As someone who has spent much of his professional life studying the formal, but hollow, democracies of much of the developing world, I know that you do not need martial law or gulags to have a quasi-authoritarian regime. (Of course, we have a gulag, but so far at least, not for Americans.)
A fraudulent election, a coup (only, in a uniquely American invention, by judges rather than soldiers), mainuplation of electoral boundaries, narrowing of civil liberties...

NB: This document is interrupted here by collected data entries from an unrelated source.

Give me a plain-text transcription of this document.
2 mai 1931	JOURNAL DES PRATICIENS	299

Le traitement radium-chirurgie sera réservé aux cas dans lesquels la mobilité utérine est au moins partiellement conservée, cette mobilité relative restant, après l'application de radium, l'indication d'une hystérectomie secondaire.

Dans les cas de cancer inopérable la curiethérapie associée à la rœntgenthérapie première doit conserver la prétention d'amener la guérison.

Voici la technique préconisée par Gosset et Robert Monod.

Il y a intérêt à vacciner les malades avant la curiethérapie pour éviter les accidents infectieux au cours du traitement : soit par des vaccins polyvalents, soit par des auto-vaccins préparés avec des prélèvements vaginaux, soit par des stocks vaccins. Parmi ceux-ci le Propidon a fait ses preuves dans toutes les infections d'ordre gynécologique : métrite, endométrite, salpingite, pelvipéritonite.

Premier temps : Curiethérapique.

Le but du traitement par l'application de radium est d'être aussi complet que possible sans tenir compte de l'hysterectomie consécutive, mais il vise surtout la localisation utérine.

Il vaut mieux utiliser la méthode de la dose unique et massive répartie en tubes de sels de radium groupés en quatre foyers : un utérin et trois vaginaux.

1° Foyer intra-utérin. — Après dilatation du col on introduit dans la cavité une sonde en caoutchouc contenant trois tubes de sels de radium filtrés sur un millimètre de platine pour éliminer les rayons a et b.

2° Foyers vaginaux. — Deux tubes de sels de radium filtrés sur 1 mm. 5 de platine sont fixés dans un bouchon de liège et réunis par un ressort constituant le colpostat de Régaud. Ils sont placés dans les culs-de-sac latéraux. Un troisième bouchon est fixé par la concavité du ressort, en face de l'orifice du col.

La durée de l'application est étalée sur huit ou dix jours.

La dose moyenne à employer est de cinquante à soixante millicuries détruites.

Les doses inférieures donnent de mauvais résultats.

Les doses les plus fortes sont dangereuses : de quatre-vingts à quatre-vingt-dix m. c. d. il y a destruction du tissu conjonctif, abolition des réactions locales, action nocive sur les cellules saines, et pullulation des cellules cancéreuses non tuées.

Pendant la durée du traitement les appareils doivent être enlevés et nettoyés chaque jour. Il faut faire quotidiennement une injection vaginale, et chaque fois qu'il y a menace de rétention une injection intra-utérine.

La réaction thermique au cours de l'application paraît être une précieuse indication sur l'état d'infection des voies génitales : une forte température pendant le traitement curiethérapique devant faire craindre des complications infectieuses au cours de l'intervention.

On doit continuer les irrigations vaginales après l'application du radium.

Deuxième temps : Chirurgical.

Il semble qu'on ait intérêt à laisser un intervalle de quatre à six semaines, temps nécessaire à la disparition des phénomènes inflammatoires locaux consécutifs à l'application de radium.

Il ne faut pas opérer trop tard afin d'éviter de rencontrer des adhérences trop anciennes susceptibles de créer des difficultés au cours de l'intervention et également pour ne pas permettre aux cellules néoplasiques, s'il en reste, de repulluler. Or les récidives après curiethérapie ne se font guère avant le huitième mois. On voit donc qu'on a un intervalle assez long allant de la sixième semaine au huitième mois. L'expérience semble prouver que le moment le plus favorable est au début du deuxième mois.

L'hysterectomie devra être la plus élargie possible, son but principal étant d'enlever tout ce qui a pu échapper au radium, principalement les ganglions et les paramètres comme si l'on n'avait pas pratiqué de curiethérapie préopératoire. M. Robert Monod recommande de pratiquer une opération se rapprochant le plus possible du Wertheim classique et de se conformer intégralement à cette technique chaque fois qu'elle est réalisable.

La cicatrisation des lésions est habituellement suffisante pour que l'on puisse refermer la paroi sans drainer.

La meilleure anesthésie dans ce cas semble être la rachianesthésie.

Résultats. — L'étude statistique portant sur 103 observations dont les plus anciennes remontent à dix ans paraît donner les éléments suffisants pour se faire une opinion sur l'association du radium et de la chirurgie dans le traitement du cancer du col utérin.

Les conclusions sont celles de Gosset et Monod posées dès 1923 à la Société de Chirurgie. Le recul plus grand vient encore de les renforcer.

The only question is whether "it" will prove to have been a 6- or 8-year nightmarish interlude, or whether it will consolidate itself in the longer run in less visible ways.
I don't know. I just do not know. But I am worried. And I don't think anyone who knows me or my professional judgement can call me paranoid.
Folks interested in this thread may be interested in a couple of other things I have run across today.
1. Chalmers Johnson on Democracy Now!, talking about imperialism and the "the last days of the republic."
2. Last year's "State of the Planet Speech" by the co-leader of the NZ Green Party (which is a significant third party in that country's politics, thanks to the proportional representation system adopted there about a decade ago).
One key passage from the Green speech:
"This US Administration has lost its way, it has lost its moral compass and has become an empire in search of the resources to maintain its reckless consumption in a world running out of resources and a world desperately in need of moral leadership to confront the greatest global challenge we have ever known in the form of human induced climate change."
In other words, "it" is already here.
As someone who has spent much of his professional life studying the formal, but hollow, democracies of much of the developing world, I know that you do not need martial law or gulags to have a quasi-authoritarian regime.
MSS, I thank you so much for this comment (all of it, not just what I've quoted).
Even now, even today, I sometimes feel like a voice in the wilderness. So many people, even people who vehemently dislike the regime and the direction the country has taken, don't seem to see the larger danger. I find the "if we can just get a Democrat in the White House, that will fix the problem" mentality so frustrating!
I appreciate your thoughts - especially since, as you imply, you're not exactly a foaming-at-the-mouth radical. (Allan: here's our guy to debate you-know-who.)
Hey, thanks for those quotes and links! Chalmers Johnson was positively chilling in "Why We Fight".